LOUISVILLE, Ky. — Many Kentuckians recently got a letter in the mail from Norton Healthcare that said their personal information may have been stolen in a cyber attack.

What You Need To Know

  • Around 2.5 million people received a letter informing them their information may have been stolen in a ransomware attack on Norton Healthcare

  • The hospital system sent out the letter more than half a year after it discovered the attack

  • Norton said it took time to analyze the breach

  • A prominent attorney with Morgan & Morgan said waiting months to notify impacted patients is a problem because it leaves them at risk without notification that they need to protect themselves

It has been more than half a year since the Louisville-based hospital system first reported what it at the time called a “cyber event.”

Attorney John Yanchunis, who leads Morgan & Morgan’s consumer class action practice, said waiting that long to inform patients about the breach is a “real problem.”

“Obviously, a company following a breach will investigate," Yanchunis said. "By law, most states require notification to the consumer within 30 days. There will be probably repercussions to the entity for having delayed. The problem with that is that consumers not having received timely notice aren't put on notice that they need to protect themselves."

According to Norton Healthcare, the letter was sent to around 2.5 million people. The letter said an unauthorized individual got access to the company’s network storage devices between May 7-9.

It said information obtained in the breach could include a patient’s name, birth date, social security number, driver’s license number, contact information, health records, financial account numbers and even digital signatures, along with other personal and identifying information.

At the time of the hacking, Norton had to take its network offline, as it received a fax with threats and demands. The company worked with forensic investigators. The letter said the breach took time to analyze.

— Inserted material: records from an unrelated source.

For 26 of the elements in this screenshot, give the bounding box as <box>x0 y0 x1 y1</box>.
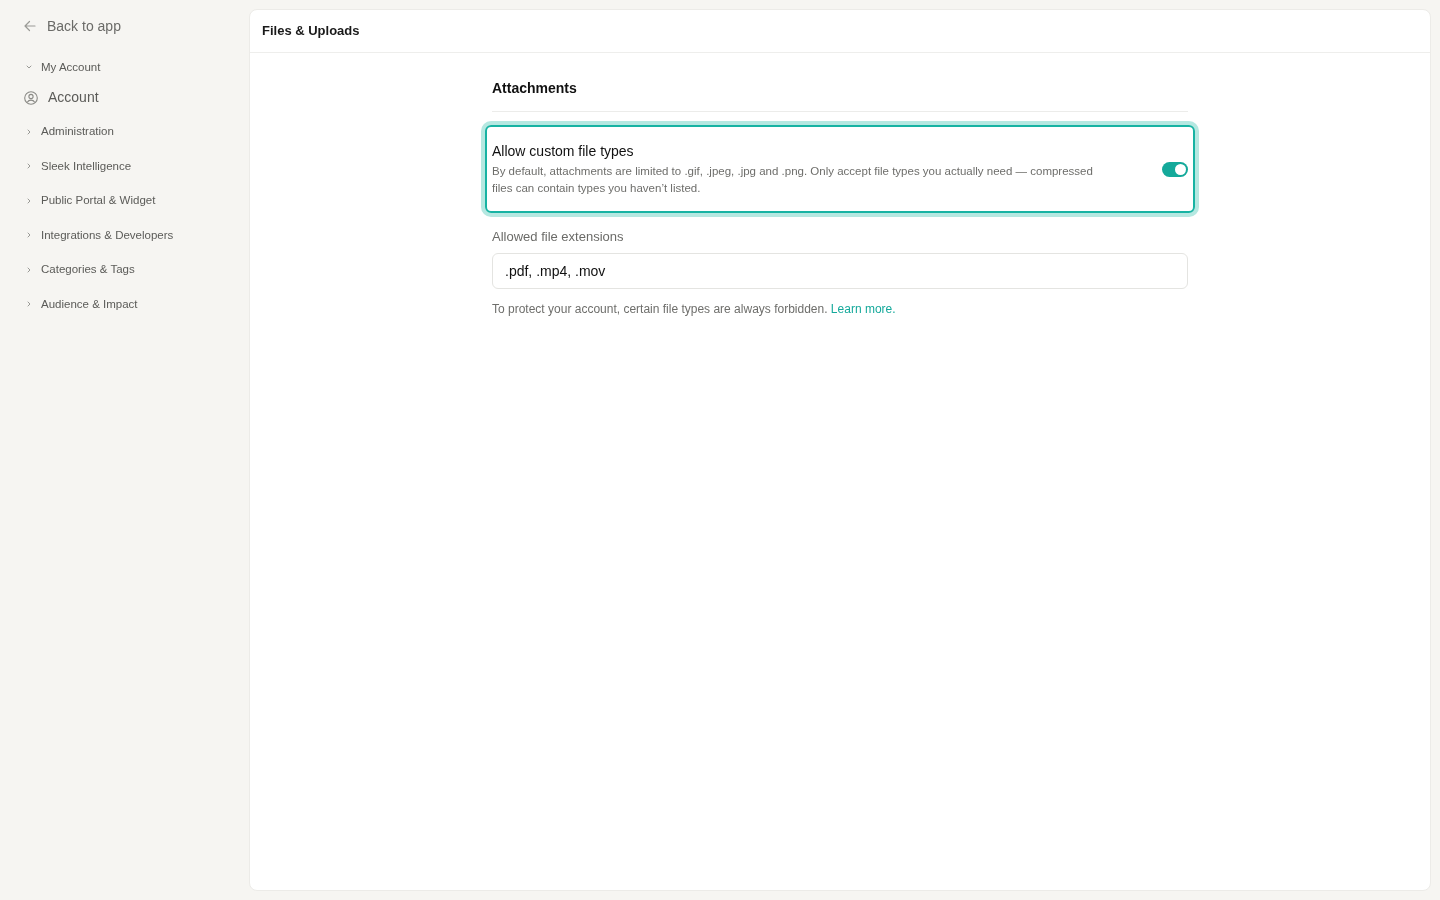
sidebar-group[interactable]: Administration <box>24 114 114 149</box>
setting-title: Allow custom file types <box>492 142 635 161</box>
chevron-right-icon <box>26 163 32 170</box>
chevron-right-icon <box>26 232 32 239</box>
sidebar-item[interactable]: Account <box>24 84 99 111</box>
sidebar-group[interactable]: Sleek Intelligence <box>24 149 132 184</box>
setting-description: By default, attachments are limited to .gif, .jpeg, .jpg and .png. Only accept file types you actually need — compressed files can contain types you haven’t listed. <box>492 164 1094 196</box>
chevron-right-icon <box>26 128 32 135</box>
user-circle-icon <box>24 90 38 105</box>
sidebar-group[interactable]: Categories & Tags <box>24 252 135 287</box>
chevron-right-icon <box>26 301 32 308</box>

In the letter, Norton offers two years of credit monitoring for patients who may have been affected through Kroll. The company provides credit monitoring services; however, Kroll reported it was hacked in August.

The credit monitoring service Norton is providing won’t offer as much protections as some more robust measures, Yanchunis said. He recommends anyone impacted take a few steps, including locking their credit with all three credit bureaus, monitoring their financial accounts, filing a complaint with local law enforcement, the FBI and the Federal Trade Commission (FTC) and contacting the Internal Revenue Service (IRS) to get a pin that can be used in addition to a social security number to avoid someone else filing a false tax return.

Yanchunis said it’s also a good idea to purchase an identity theft protection plan. He added anyone who got the letter should sign up for the credit monitoring offered, as it’s a misconception that doing so would disqualify someone from joining a class action lawsuit down the road. That is not the case, he stressed. 

Breaches such as Norton’s do often result in class action lawsuits, Yanchunis said, which yield settlements for the affected group. He said if a class action suit does come from this case, patients would not need proof that stolen information has already impacted their credit because they’re now facing a lifelong risk of that.